It doesn’t matter if you’re athletic or not: Tennis-core isn’t about hitting a neon ball in a straight line. It only cares whether or not you look like you own an off-shore bank account while doing it.
Hot off the trails of Wimbledon and the country club scenes in The Summer I Turned Pretty, the athletic aesthetic is the internet’s latest billionaire cosplay effort. The #tenniscore hashtag is steadily approaching 100,000 views on TikTok, with similar aesthetics like golfcore trailing behind.
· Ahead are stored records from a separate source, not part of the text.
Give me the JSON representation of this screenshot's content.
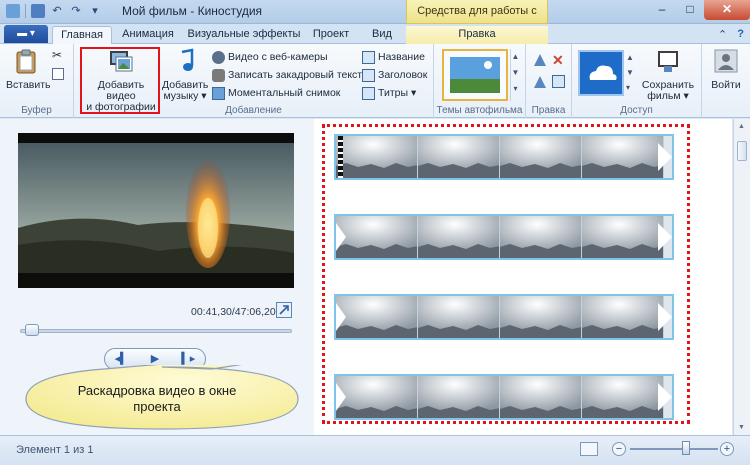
{
  "window": {
    "title": "Мой фильм - Киностудия",
    "contextual_group": "Средства для работы с видео",
    "minimize": "–",
    "maximize": "□",
    "close": "✕"
  },
  "menu_button": "▬ ▾",
  "tabs": [
    {
      "label": "Главная",
      "active": true
    },
    {
      "label": "Анимация"
    },
    {
      "label": "Визуальные эффекты"
    },
    {
      "label": "Проект"
    },
    {
      "label": "Вид"
    },
    {
      "label": "Правка"
    }
  ],
  "ribbon": {
    "clipboard": {
      "label": "Буфер",
      "paste": "Вставить"
    },
    "add": {
      "label": "Добавление",
      "add_video_line1": "Добавить видео",
      "add_video_line2": "и фотографии",
      "add_music_line1": "Добавить",
      "add_music_line2": "музыку",
      "webcam": "Видео с веб-камеры",
      "narration": "Записать закадровый текст",
      "snapshot": "Моментальный снимок",
      "title": "Название",
      "caption": "Заголовок",
      "credits": "Титры"
    },
    "themes": {
      "label": "Темы автофильма"
    },
    "editing": {
      "label": "Правка"
    },
    "share": {
      "label": "Доступ",
      "save_line1": "Сохранить",
      "save_line2": "фильм"
    },
    "signin": {
      "label": "Войти"
    }
  },
  "preview": {
    "timecode": "00:41,30/47:06,20",
    "position_fraction": 0.02
  },
  "callout": {
    "line1": "Раскадровка видео в окне",
    "line2": "проекта"
  },
  "status": {
    "element_count": "Элемент 1 из 1",
    "zoom_minus": "−",
    "zoom_plus": "+",
    "zoom_fraction": 0.62
  },
  "colors": {
    "highlight": "#e0141a",
    "strip_border": "#7fc3e6",
    "accent": "#1f4c9a"
  }
}
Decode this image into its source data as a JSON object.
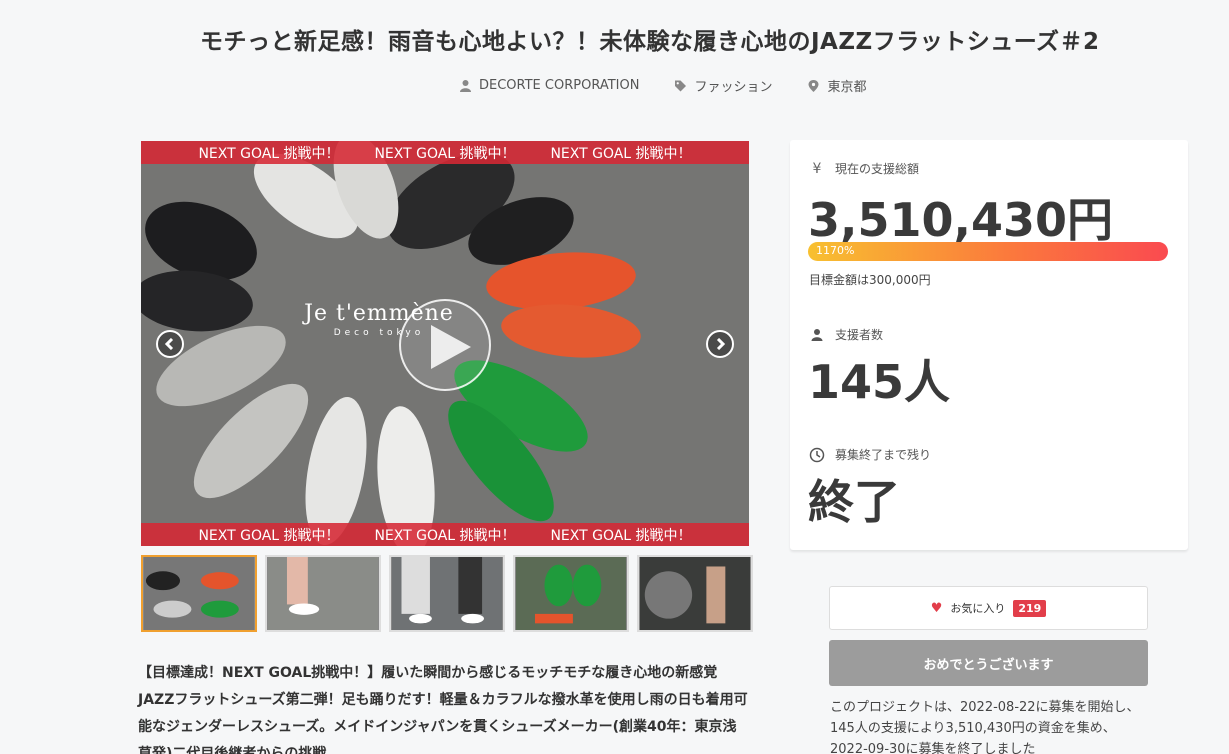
{
  "project": {
    "title": "モチっと新足感！雨音も心地よい？！未体験な履き心地のJAZZフラットシューズ＃2",
    "owner": "DECORTE CORPORATION",
    "category": "ファッション",
    "location": "東京都"
  },
  "gallery": {
    "banner_text": "NEXT GOAL 挑戦中！",
    "brand_name": "Je t'emmène",
    "brand_sub": "Deco tokyo",
    "thumbnails": 5,
    "active_thumbnail": 1
  },
  "description": "【目標達成！NEXT GOAL挑戦中！】履いた瞬間から感じるモッチモチな履き心地の新感覚JAZZフラットシューズ第二弾！足も踊りだす！軽量＆カラフルな撥水革を使用し雨の日も着用可能なジェンダーレスシューズ。メイドインジャパンを貫くシューズメーカー(創業40年：東京浅草発)二代目後継者からの挑戦。",
  "stats": {
    "total_label": "現在の支援総額",
    "total_value": "3,510,430円",
    "progress_text": "1170%",
    "progress_percent": 1170,
    "goal_text": "目標金額は300,000円",
    "supporters_label": "支援者数",
    "supporters_value": "145人",
    "remaining_label": "募集終了まで残り",
    "remaining_value": "終了"
  },
  "actions": {
    "favorite_label": "お気に入り",
    "favorite_count": "219",
    "congrats_label": "おめでとうございます"
  },
  "summary": "このプロジェクトは、2022-08-22に募集を開始し、145人の支援により3,510,430円の資金を集め、2022-09-30に募集を終了しました",
  "colors": {
    "banner": "#d62834",
    "progress_start": "#f8c030",
    "progress_end": "#fa4a50",
    "favorite": "#e23e4a",
    "disabled_button": "#9c9c9c"
  }
}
It joins the slew of other niche trends that have become popular lately for offering proximity to a certain fashion look and lifestyle. (See: cottagecore, coastal grandmother, and gardencore.)
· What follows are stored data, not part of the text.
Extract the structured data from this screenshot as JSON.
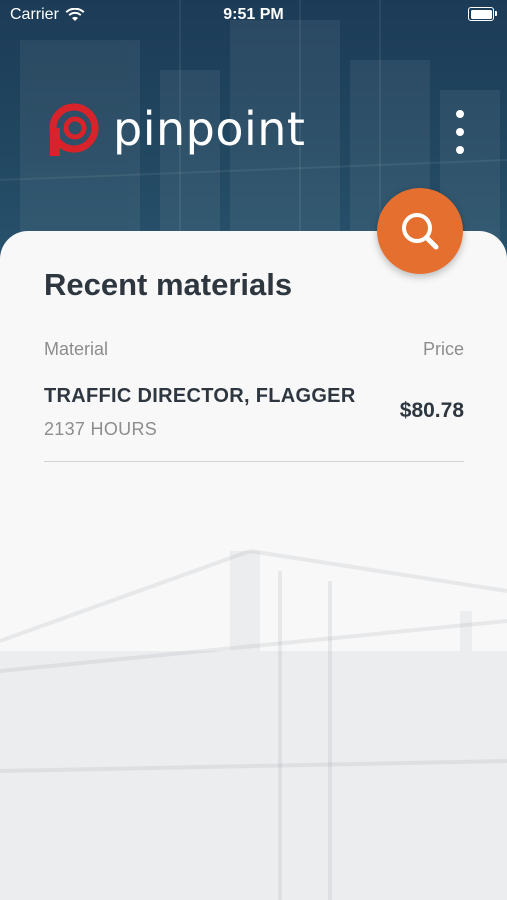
{
  "status_bar": {
    "carrier": "Carrier",
    "time": "9:51 PM"
  },
  "brand": {
    "name": "pinpoint",
    "accent": "#e56f2f",
    "logo_red": "#d8232a",
    "header_color": "#1f4159"
  },
  "icons": {
    "menu": "more-vertical-icon",
    "search": "search-icon",
    "wifi": "wifi-icon",
    "battery": "battery-icon"
  },
  "recent": {
    "title": "Recent materials",
    "columns": {
      "material": "Material",
      "price": "Price"
    },
    "items": [
      {
        "name": "TRAFFIC DIRECTOR, FLAGGER",
        "quantity": "2137 HOURS",
        "price": "$80.78"
      }
    ]
  }
}
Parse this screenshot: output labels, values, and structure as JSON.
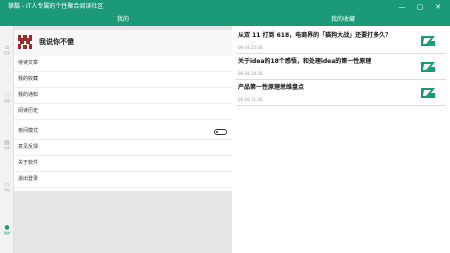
{
  "window": {
    "title": "掌酷 - IT人专属的个性聚合阅读社区",
    "minimize_glyph": "—",
    "maximize_glyph": "▢",
    "close_glyph": "✕"
  },
  "header": {
    "left_title": "我的",
    "right_title": "我的收藏"
  },
  "nav": {
    "items": [
      {
        "label": "首页",
        "icon": "home-icon"
      },
      {
        "label": "发现",
        "icon": "discover-icon"
      },
      {
        "label": "分类",
        "icon": "category-icon"
      },
      {
        "label": "专栏",
        "icon": "column-icon"
      },
      {
        "label": "我的",
        "icon": "user-icon"
      }
    ],
    "glyphs": {
      "home": "⌂",
      "discover": "◌",
      "category": "▤",
      "column": "▭",
      "user": "●"
    }
  },
  "profile": {
    "username": "我说你不傻",
    "avatar_icon": "pixel-avatar-icon",
    "menu_group_1": [
      "待读文章",
      "我的收藏",
      "我的通知",
      "阅读历史"
    ],
    "menu_group_2": [
      "夜间模式",
      "意见反馈",
      "关于软件",
      "退出登录"
    ],
    "night_mode": false
  },
  "favorites": [
    {
      "title": "从双 11 打到 618，电商界的「猫狗大战」还要打多久？",
      "date": "06-18 15:00"
    },
    {
      "title": "关于idea的18个感悟，和处理idea的第一性原理",
      "date": "06-18 14:30"
    },
    {
      "title": "产品第一性原理思维盘点",
      "date": "06-18 11:26"
    }
  ],
  "colors": {
    "accent": "#1a9a76",
    "panel_gray": "#e6e6e6",
    "avatar_red": "#9b2c2c"
  }
}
As is typical with on-court outfits, the tennis-core palette is understated silhouettes and colors: Whites, creams, yellows, greens, and blacks all look great against the hard green clay courts most associated with the sport. In the same vein, classic exercise dresses, ruffled skirts, cotton polos, and visors are also staples.
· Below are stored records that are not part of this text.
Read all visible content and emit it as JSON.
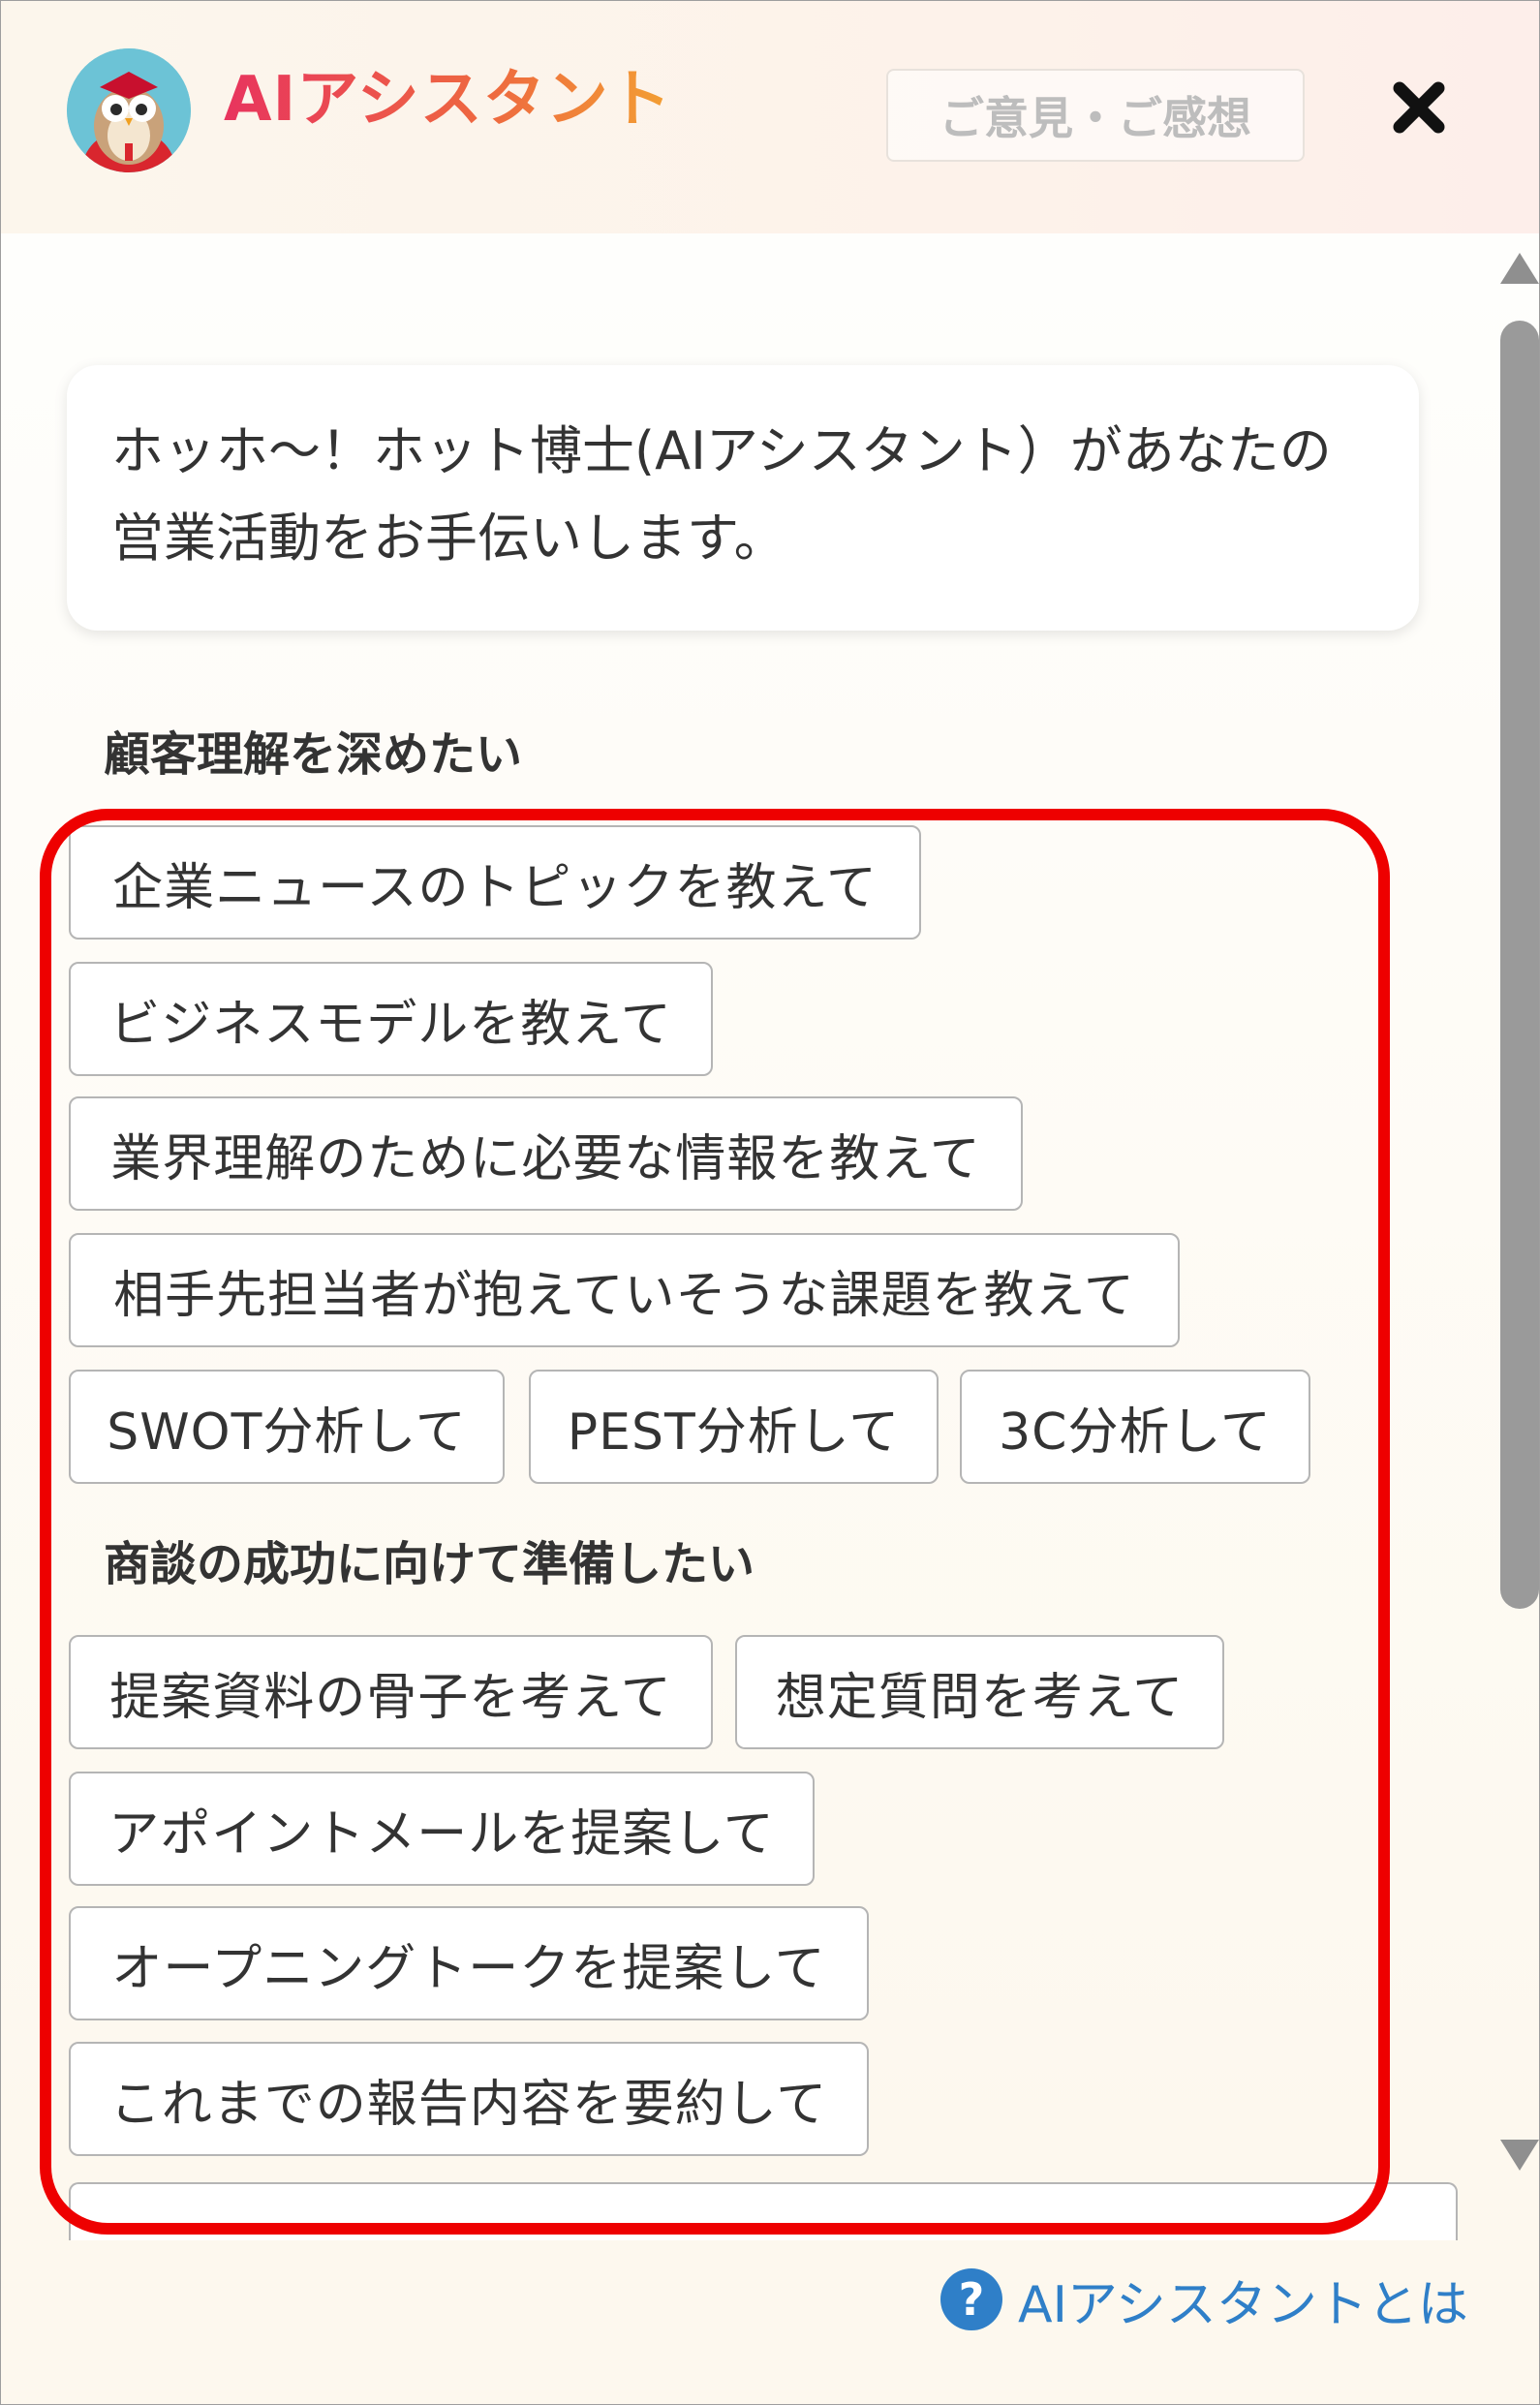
{
  "header": {
    "title": "AIアシスタント",
    "feedback_label": "ご意見・ご感想",
    "close_icon": "✖"
  },
  "intro": {
    "message": "ホッホ〜！ホット博士(AIアシスタント）があなたの営業活動をお手伝いします。"
  },
  "sections": [
    {
      "heading": "顧客理解を深めたい",
      "chips": [
        "企業ニュースのトピックを教えて",
        "ビジネスモデルを教えて",
        "業界理解のために必要な情報を教えて",
        "相手先担当者が抱えていそうな課題を教えて",
        "SWOT分析して",
        "PEST分析して",
        "3C分析して"
      ]
    },
    {
      "heading": "商談の成功に向けて準備したい",
      "chips": [
        "提案資料の骨子を考えて",
        "想定質問を考えて",
        "アポイントメールを提案して",
        "オープニングトークを提案して",
        "これまでの報告内容を要約して"
      ]
    }
  ],
  "footer": {
    "help_icon": "?",
    "link_label": "AIアシスタントとは"
  },
  "colors": {
    "title_gradient_start": "#e8345e",
    "title_gradient_end": "#f3a033",
    "link": "#2f7fc8",
    "highlight_border": "#ee0000"
  }
}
Tennis-core may rely on this rather simple manner of dressing, but where the look really shines is in its use of “quiet luxury” accessories—think gold watches with ruby bezels, yard-length vintage pearl necklaces, and unnecessarily expensive designer water bottles.
Tennis, much like skiing and sailing, is a sport that’s historically associated with the 1 percent. Which perhaps explains why tennis-core isn’t really focused on the athleticism but rather the privilege that comes along with a sport that includes pristine outfits, water served with miniature fruit cubes, and diamond bracelets. Vogue’s Emma Specter recently dubbed this summer to be all about “second-wife energy,” and I’d have to agree. Name a hot bitch who doesn’t look like she plays tennis on the weekends.
While tennis has inspired the fashion world for quite some time now, the ultra-luxe aesthetic has seen a renewed interest over the past few months and is one of many glam-centric styles that’ve cropped up in the middle of our current economic tailspin. After two quarters of negative growth for America’s GDP, it seems natural that people would want to project wealth in their style. Fake it until you make it, and everything.